# Problems building mfsBSD



## balanga (Mar 6, 2016)

I'm trying to build a version of mfsBSD http://mfsbsd.vx.sk/ based on FreeBSD 10.2-RELEASE for i386 using instructions in the handbook https://www.freebsd.org/doc/en/articles/remote-install/preparation.html

I have fetched FreeBSD-10.2-RELEASE-i386-disc1.iso  mounted it on /cdrom run `make` and ended up with mfsbsd-11.0-CURRENT-amd64.img

11.0-CURRENT happens to be what I'm currently using...

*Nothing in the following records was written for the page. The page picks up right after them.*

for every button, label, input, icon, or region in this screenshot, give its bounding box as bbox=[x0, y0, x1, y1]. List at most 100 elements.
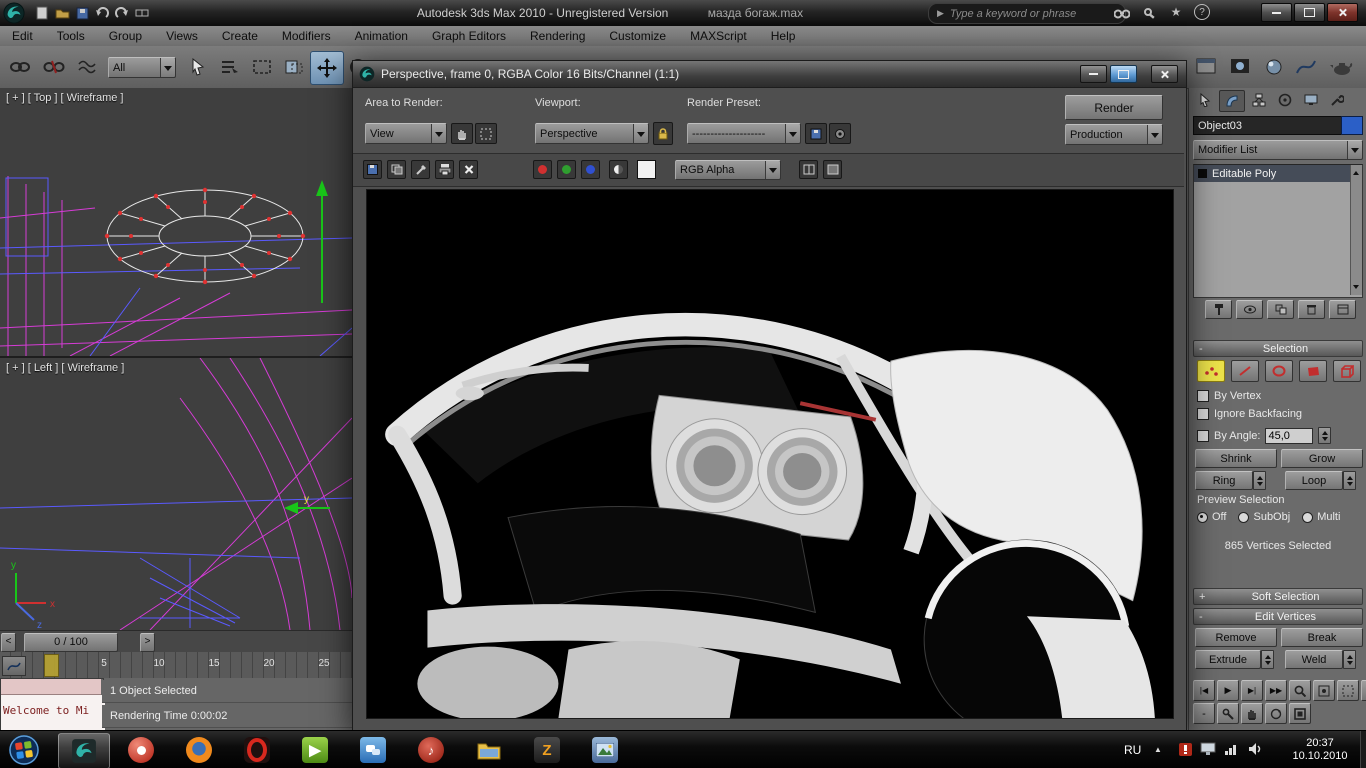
render-preset-dropdown[interactable]: -------------------- bbox=[687, 123, 801, 144]
time-step-forward-button[interactable]: > bbox=[140, 633, 155, 652]
weld-button[interactable]: Weld bbox=[1285, 650, 1343, 669]
maximize-viewport-icon[interactable] bbox=[1289, 703, 1311, 724]
maxscript-mini-listener[interactable]: Welcome to Mi bbox=[0, 678, 104, 732]
save-preset-icon[interactable] bbox=[805, 123, 827, 144]
blue-channel-icon[interactable] bbox=[581, 160, 600, 179]
modifier-list-dropdown[interactable]: Modifier List bbox=[1193, 140, 1363, 160]
tab-utilities-icon[interactable] bbox=[1325, 90, 1349, 110]
menu-edit[interactable]: Edit bbox=[0, 27, 45, 45]
viewport-top-label[interactable]: [ + ] [ Top ] [ Wireframe ] bbox=[6, 92, 123, 104]
time-step-back-button[interactable]: < bbox=[1, 633, 16, 652]
app-logo-icon[interactable] bbox=[3, 2, 25, 24]
render-maximize-button[interactable] bbox=[1110, 65, 1137, 83]
stack-scroll-down-icon[interactable] bbox=[1353, 285, 1359, 292]
menu-help[interactable]: Help bbox=[759, 27, 808, 45]
polygon-mode-icon[interactable] bbox=[1299, 360, 1327, 382]
render-button[interactable]: Render bbox=[1065, 95, 1163, 120]
arc-rotate-icon[interactable] bbox=[1265, 703, 1287, 724]
break-button[interactable]: Break bbox=[1281, 628, 1363, 647]
shrink-button[interactable]: Shrink bbox=[1195, 449, 1277, 468]
menu-graph-editors[interactable]: Graph Editors bbox=[420, 27, 518, 45]
window-crossing-icon[interactable] bbox=[278, 51, 310, 83]
favorites-star-icon[interactable]: ★ bbox=[1166, 3, 1186, 21]
taskbar-3dsmax-button[interactable] bbox=[58, 733, 110, 768]
tab-create-icon[interactable] bbox=[1193, 90, 1217, 110]
preview-off-radio[interactable] bbox=[1197, 512, 1208, 523]
menu-group[interactable]: Group bbox=[97, 27, 154, 45]
go-to-end-button[interactable]: ▶▶ bbox=[1265, 680, 1287, 701]
element-mode-icon[interactable] bbox=[1333, 360, 1361, 382]
menu-create[interactable]: Create bbox=[210, 27, 270, 45]
time-config-icon[interactable]: - bbox=[1193, 703, 1215, 724]
expand-icon[interactable]: + bbox=[1194, 591, 1209, 603]
search-arrow-icon[interactable]: ▶ bbox=[937, 8, 944, 19]
menu-customize[interactable]: Customize bbox=[597, 27, 678, 45]
taskbar-media-app-button[interactable] bbox=[116, 733, 166, 767]
remove-button[interactable]: Remove bbox=[1195, 628, 1277, 647]
show-end-result-icon[interactable] bbox=[1236, 300, 1263, 319]
bind-to-space-warp-icon[interactable] bbox=[72, 51, 104, 83]
material-editor-icon[interactable] bbox=[1258, 51, 1290, 83]
tab-display-icon[interactable] bbox=[1299, 90, 1323, 110]
help-icon[interactable]: ? bbox=[1192, 3, 1212, 21]
channel-eyedropper-icon[interactable] bbox=[411, 160, 430, 179]
rendered-frame-window[interactable]: Perspective, frame 0, RGBA Color 16 Bits… bbox=[352, 60, 1187, 732]
render-window-titlebar[interactable]: Perspective, frame 0, RGBA Color 16 Bits… bbox=[353, 61, 1186, 88]
loop-button[interactable]: Loop bbox=[1285, 471, 1343, 490]
soft-selection-rollout-header[interactable]: + Soft Selection bbox=[1193, 588, 1363, 605]
production-dropdown[interactable]: Production bbox=[1065, 124, 1163, 145]
clear-image-icon[interactable] bbox=[459, 160, 478, 179]
viewport-left-label[interactable]: [ + ] [ Left ] [ Wireframe ] bbox=[6, 362, 124, 374]
taskbar-file-manager-button[interactable] bbox=[464, 733, 514, 767]
collapse-icon[interactable]: - bbox=[1194, 611, 1209, 623]
by-angle-checkbox[interactable] bbox=[1197, 430, 1209, 442]
taskbar-zmodeler-button[interactable]: Z bbox=[522, 733, 572, 767]
taskbar-firefox-button[interactable] bbox=[174, 733, 224, 767]
menu-tools[interactable]: Tools bbox=[45, 27, 97, 45]
go-to-start-button[interactable]: |◀ bbox=[1193, 680, 1215, 701]
monochrome-channel-icon[interactable] bbox=[609, 160, 628, 179]
search-box[interactable]: ▶ Type a keyword or phrase bbox=[928, 3, 1126, 24]
start-button[interactable] bbox=[8, 734, 40, 766]
scene-link-icon[interactable] bbox=[132, 4, 152, 22]
background-color-swatch[interactable] bbox=[637, 160, 656, 179]
make-unique-icon[interactable] bbox=[1267, 300, 1294, 319]
green-channel-icon[interactable] bbox=[557, 160, 576, 179]
tab-motion-icon[interactable] bbox=[1273, 90, 1297, 110]
save-file-icon[interactable] bbox=[72, 4, 92, 22]
edge-mode-icon[interactable] bbox=[1231, 360, 1259, 382]
pan-hand-icon[interactable] bbox=[1241, 703, 1263, 724]
mini-curve-editor-icon[interactable] bbox=[2, 656, 26, 676]
grow-button[interactable]: Grow bbox=[1281, 449, 1363, 468]
render-setup-icon[interactable] bbox=[1190, 51, 1222, 83]
configure-modifier-sets-icon[interactable] bbox=[1329, 300, 1356, 319]
field-of-view-icon[interactable] bbox=[1361, 680, 1366, 701]
edit-region-icon[interactable] bbox=[475, 123, 497, 144]
language-indicator[interactable]: RU bbox=[1124, 743, 1141, 757]
taskbar-green-app-button[interactable]: ▶ bbox=[290, 733, 340, 767]
show-desktop-button[interactable] bbox=[1360, 731, 1366, 768]
stack-item-editable-poly[interactable]: Editable Poly bbox=[1194, 165, 1357, 182]
object-name-field[interactable]: Object03 bbox=[1193, 116, 1347, 135]
taskbar-clock[interactable]: 20:37 10.10.2010 bbox=[1282, 737, 1358, 763]
curve-editor-icon[interactable] bbox=[1290, 51, 1322, 83]
select-and-move-icon[interactable] bbox=[310, 51, 344, 85]
modifier-list-arrow-icon[interactable] bbox=[1347, 141, 1362, 159]
search-binoculars-icon[interactable] bbox=[1112, 4, 1132, 22]
taskbar-opera-button[interactable] bbox=[232, 733, 282, 767]
weld-spinner[interactable] bbox=[1343, 650, 1356, 669]
communication-center-icon[interactable] bbox=[1140, 4, 1160, 22]
red-channel-icon[interactable] bbox=[533, 160, 552, 179]
loop-spinner[interactable] bbox=[1343, 471, 1356, 490]
key-mode-icon[interactable] bbox=[1217, 703, 1239, 724]
by-vertex-checkbox[interactable] bbox=[1197, 390, 1209, 402]
show-hidden-icons-button[interactable]: ▲ bbox=[1154, 745, 1162, 754]
unlink-selection-icon[interactable] bbox=[38, 51, 70, 83]
selection-region-icon[interactable] bbox=[246, 51, 278, 83]
render-canvas[interactable] bbox=[366, 189, 1174, 719]
print-image-icon[interactable] bbox=[435, 160, 454, 179]
menu-maxscript[interactable]: MAXScript bbox=[678, 27, 759, 45]
rendered-frame-window-icon[interactable] bbox=[1224, 51, 1256, 83]
clone-window-icon[interactable] bbox=[387, 160, 406, 179]
stack-scroll-up-icon[interactable] bbox=[1353, 168, 1359, 175]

I'm confused.... Have I just built 10.2-RELEASE-i386 just with the wrong filename or have somehow managed to build 11.0-CURRENT-amd64? How do I tell what I've built?


----------



## balanga (Mar 7, 2016)

Corey Anderson said:


> This is the easiest, because to upgrade, you just replace the *.tbz files with new ones.
> 
> 
> copy the package *.tbz to the custom mfsbsd ISO
> ...



I'm not trying to upgrade I just want to build mfsBSD by following the instructions in the Handbook.



> Follow my blog kamagra http://www.google.com/ _[mod: removed spam link_]



Strange blog... Some German website selling Viagra!


----------